Bahwa pada tanggal 1 Mei 1982, Nyonya Oewij Wijen Silaban meminjam uang sebesar Rp 560.000,00 dengan bunga 2% tiap bulan berdasarkan Akta Perjanjian Hutang No. 920/PH/V/1982 untuk membangun sebuah rumah diatas tanah petuknya kepada TERGUGAT II diwakili Erick Van Goeh sebagai sekutu yang bertanggungjawab kepada pihak ketiga serta mewakili TERGUGAT II didalam dan diluar pengadilan berdasarkan AD TERGUGAT II (P-2).
Bahwa Nyonya Oewij Wijen Sialban menjaminkan dengan hipotik tanah petuknya dan menyerahkan salinan Petuk Nomor 567 kepada Erick Van Goeh sebagai jaminan atas Perjanjian Pinjaman berdasarkan Akta Penjaminan Pelunasan Pembayaran No. 921/JP/V/1982 tertanggal 1 Mei 1982.
Bahwa pada tanggal 1 September 1982, Nyonya Oewij Wijen Silaban telah melunasi utangnya berserta bunga 2 % sebulan kepada Erick Van Goeh di hadapan Kingo Saoro, S.N., Notaris di Makassar dibawah Akta Pelunasan Hutang No.693/L-82.
Bahwa di sekitar akhir tahun 1983, tanpa sepengetahuan, tanpa hak dan tanpa seizin Nyonya Oewij Wijen Slaban, Erick Van Goeh dengan persetujuan Tergugat II telah mengajukan permohonan pendaftaran Hak Guna Bangunan atas tanah Petuk Nomor 567 kepada Tergugat secara melawan hukum, dengan menyertakan Salinan petuk Nomor 567, serta Akta Perjanjian Hutang No. 940/PH/V/1983 tertanggal 19 Oktober 1983 dengan Akta Penjaminan Pelunasan Pembayaran No. 941/JP/V/tertanggal 19 Oktober 1983 yang menyatakan jika Nyonya Oewij Wijen Silaban tidak dapat melunasi utangnya, ia dengan sukarela mengizinkan Eric Van Goeh memiliki Hak Guna Bangunan diatas tanah petuk Nomor 567.
Bahwa perbuatan TERGUGAT II tersebut telah menimbulkan kerugian bagi Nyonya Oewij Wijen Silaban dan Para Penggugat sebagai ahli warisnya yang sah sehingga termasuk Perbuatan Melawan Hukum berdasarkan pasal 1365 Kitab Undang-undang Hukum Perdata:
“Tiap perbuatan yang melanggar hukum dan membawa kerugian kepada orang lain, mewajibkan orang yang menimbulkan kerugian itu karena kesalahannya untuk mengganti kerugian tersebut.”

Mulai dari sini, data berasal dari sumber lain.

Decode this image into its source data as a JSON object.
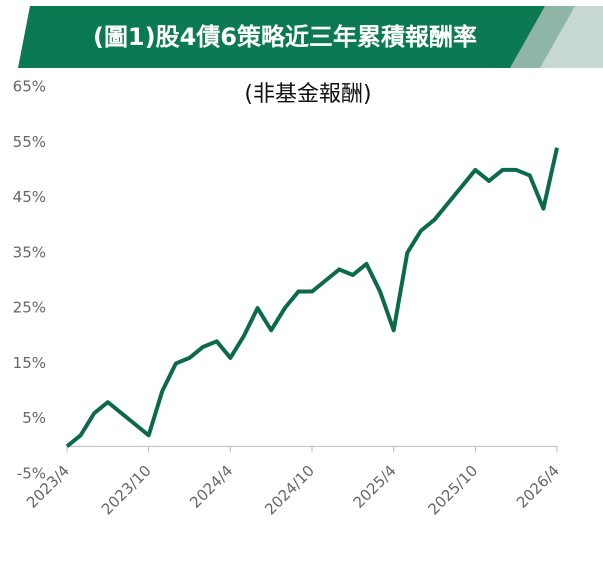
{
  "chart_data": {
    "type": "line",
    "title": "(圖1)股4債6策略近三年累積報酬率",
    "subtitle": "(非基金報酬)",
    "categories": [
      "2023/4",
      null,
      null,
      null,
      null,
      null,
      "2023/10",
      null,
      null,
      null,
      null,
      null,
      "2024/4",
      null,
      null,
      null,
      null,
      null,
      "2024/10",
      null,
      null,
      null,
      null,
      null,
      "2025/4",
      null,
      null,
      null,
      null,
      null,
      "2025/10",
      null,
      null,
      null,
      null,
      null,
      "2026/4"
    ],
    "values": [
      0,
      2,
      6,
      8,
      6,
      4,
      2,
      10,
      15,
      16,
      18,
      19,
      16,
      20,
      25,
      21,
      25,
      28,
      28,
      30,
      32,
      31,
      33,
      28,
      21,
      35,
      39,
      41,
      44,
      47,
      50,
      48,
      50,
      50,
      49,
      43,
      54
    ],
    "color": "#0b6a48",
    "ylim": [
      -5,
      65
    ],
    "yticks": [
      {
        "value": -5,
        "label": "-5%"
      },
      {
        "value": 5,
        "label": "5%"
      },
      {
        "value": 15,
        "label": "15%"
      },
      {
        "value": 25,
        "label": "25%"
      },
      {
        "value": 35,
        "label": "35%"
      },
      {
        "value": 45,
        "label": "45%"
      },
      {
        "value": 55,
        "label": "55%"
      },
      {
        "value": 65,
        "label": "65%"
      }
    ],
    "grid": false
  }
}
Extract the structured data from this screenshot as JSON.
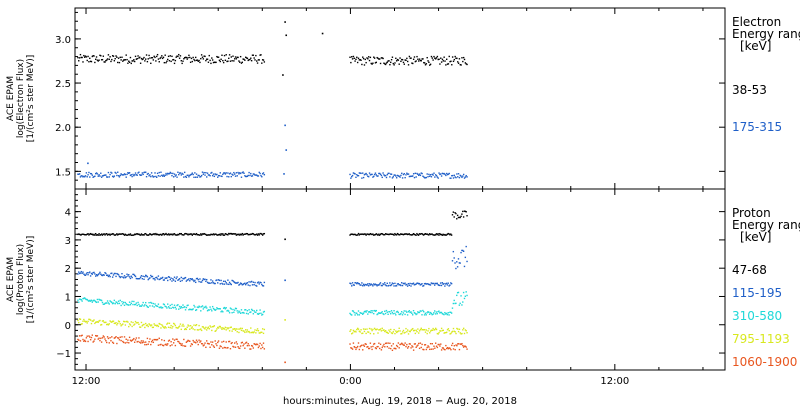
{
  "colors": {
    "black": "#000000",
    "blue": "#1f5fc8",
    "cyan": "#1fd8d8",
    "yellow": "#d8e81f",
    "orange": "#e8561f"
  },
  "chart_data": [
    {
      "type": "scatter",
      "ylabel_lines": [
        "ACE EPAM",
        "log(Electron Flux)",
        "[1/(cm²s ster MeV)]"
      ],
      "ylim": [
        1.3,
        3.35
      ],
      "yticks": [
        1.5,
        2.0,
        2.5,
        3.0
      ],
      "ytick_labels": [
        "1.5",
        "2.0",
        "2.5",
        "3.0"
      ],
      "legend_title": [
        "Electron",
        "Energy range",
        "[keV]"
      ],
      "xlim_hours": [
        11.5,
        41.0
      ],
      "series": [
        {
          "name": "38-53",
          "color": "#000000",
          "segments": [
            {
              "from": 11.6,
              "to": 20.1,
              "level": 2.78,
              "noise": 0.05
            },
            {
              "from": 23.95,
              "to": 29.3,
              "level": 2.76,
              "noise": 0.05
            }
          ],
          "extra": [
            [
              20.9,
              2.6
            ],
            [
              21.0,
              3.2
            ],
            [
              21.05,
              3.05
            ],
            [
              22.7,
              3.07
            ]
          ]
        },
        {
          "name": "175-315",
          "color": "#1f5fc8",
          "segments": [
            {
              "from": 11.6,
              "to": 20.1,
              "level": 1.47,
              "noise": 0.03
            },
            {
              "from": 23.95,
              "to": 29.3,
              "level": 1.46,
              "noise": 0.03
            }
          ],
          "extra": [
            [
              12.05,
              1.6
            ],
            [
              20.95,
              1.48
            ],
            [
              21.0,
              2.03
            ],
            [
              21.05,
              1.75
            ]
          ]
        }
      ]
    },
    {
      "type": "scatter",
      "ylabel_lines": [
        "ACE EPAM",
        "log(Proton Flux)",
        "[1/(cm²s ster MeV)]"
      ],
      "ylim": [
        -1.6,
        4.8
      ],
      "yticks": [
        -1,
        0,
        1,
        2,
        3,
        4
      ],
      "ytick_labels": [
        "−1",
        "0",
        "1",
        "2",
        "3",
        "4"
      ],
      "legend_title": [
        "Proton",
        "Energy range",
        "[keV]"
      ],
      "xlim_hours": [
        11.5,
        41.0
      ],
      "xticks_hours": [
        12,
        24,
        36
      ],
      "xtick_labels": [
        "12:00",
        "0:00",
        "12:00"
      ],
      "xlabel": "hours:minutes, Aug. 19, 2018 − Aug. 20, 2018",
      "series": [
        {
          "name": "47-68",
          "color": "#000000",
          "segments": [
            {
              "from": 11.6,
              "to": 20.1,
              "level": 3.22,
              "noise": 0.03
            },
            {
              "from": 23.95,
              "to": 28.6,
              "level": 3.22,
              "noise": 0.03
            },
            {
              "from": 28.6,
              "to": 29.3,
              "level": 3.9,
              "noise": 0.15
            }
          ],
          "extra": [
            [
              21.0,
              3.05
            ]
          ]
        },
        {
          "name": "115-195",
          "color": "#1f5fc8",
          "segments": [
            {
              "from": 11.6,
              "to": 20.1,
              "level": 1.6,
              "noise": 0.08,
              "trend": [
                1.85,
                1.45
              ]
            },
            {
              "from": 23.95,
              "to": 28.6,
              "level": 1.45,
              "noise": 0.06
            },
            {
              "from": 28.6,
              "to": 29.3,
              "level": 2.4,
              "noise": 0.4
            }
          ],
          "extra": [
            [
              21.0,
              1.6
            ]
          ]
        },
        {
          "name": "310-580",
          "color": "#1fd8d8",
          "segments": [
            {
              "from": 11.6,
              "to": 20.1,
              "level": 0.65,
              "noise": 0.09,
              "trend": [
                0.9,
                0.45
              ]
            },
            {
              "from": 23.95,
              "to": 28.6,
              "level": 0.45,
              "noise": 0.08
            },
            {
              "from": 28.6,
              "to": 29.3,
              "level": 0.9,
              "noise": 0.3
            }
          ],
          "extra": []
        },
        {
          "name": "795-1193",
          "color": "#d8e81f",
          "segments": [
            {
              "from": 11.6,
              "to": 20.1,
              "level": 0.0,
              "noise": 0.1,
              "trend": [
                0.15,
                -0.2
              ]
            },
            {
              "from": 23.95,
              "to": 29.3,
              "level": -0.2,
              "noise": 0.1
            }
          ],
          "extra": [
            [
              21.0,
              0.2
            ]
          ]
        },
        {
          "name": "1060-1900",
          "color": "#e8561f",
          "segments": [
            {
              "from": 11.6,
              "to": 20.1,
              "level": -0.55,
              "noise": 0.13,
              "trend": [
                -0.45,
                -0.75
              ]
            },
            {
              "from": 23.95,
              "to": 29.3,
              "level": -0.75,
              "noise": 0.13
            }
          ],
          "extra": [
            [
              21.0,
              -1.3
            ]
          ]
        }
      ]
    }
  ]
}
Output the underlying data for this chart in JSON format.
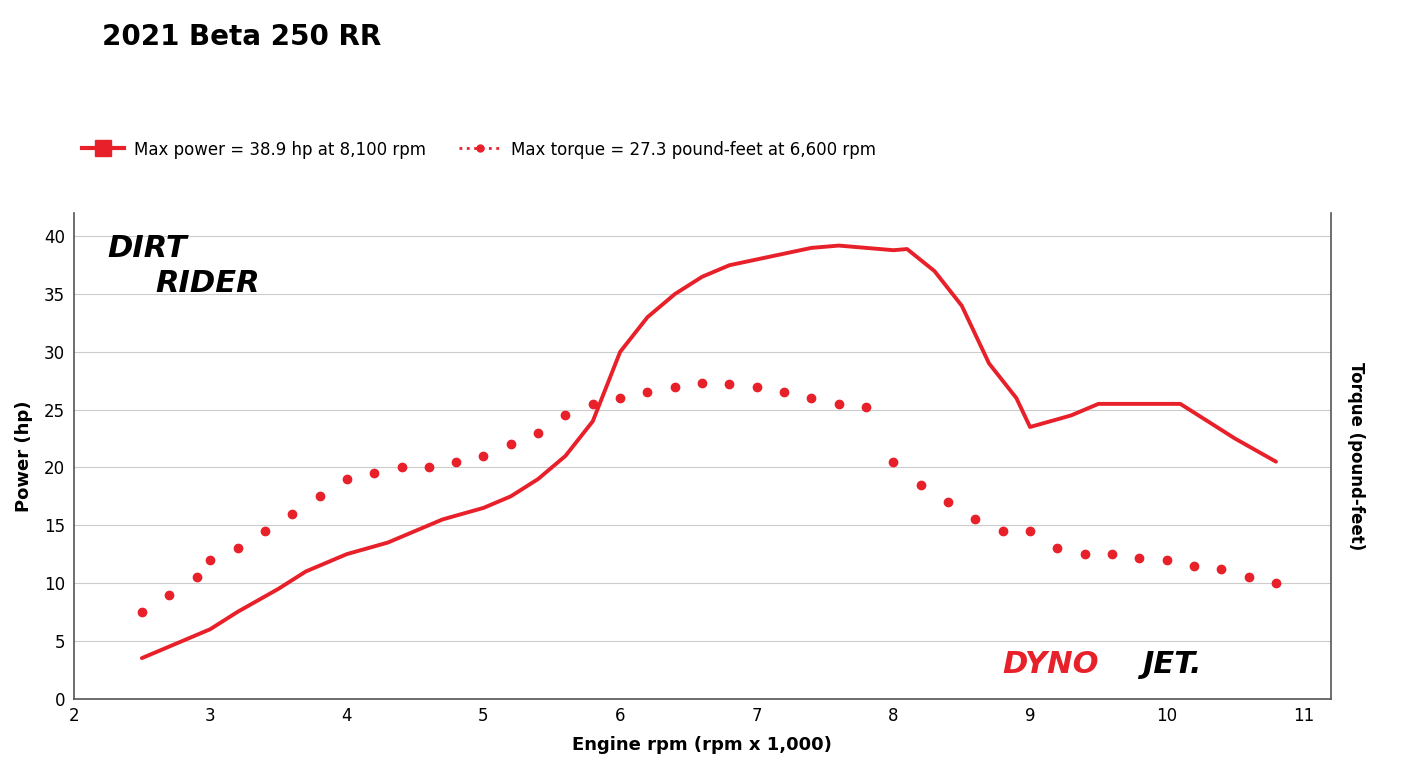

Bahwa Akta Perjanjian Hutang No. 940/PH/V/1983 dengan Akta Penjaminan Pelunasan Pembayaran No. 941/JP/V/1983 tertanggal 19 Oktober 1983 adalah palsu berdasarkan Berita Acara Pemeriksaan oleh Laboratorium Kriminalitas No.1092/DF.2000 tanggal 25 November 2000 yang ditandatangani oleh Drs. Budi Arman Anizon dan Syahrial Nagur serta Dra. Kalentini dan diketahui oleh Drs. Billy HW.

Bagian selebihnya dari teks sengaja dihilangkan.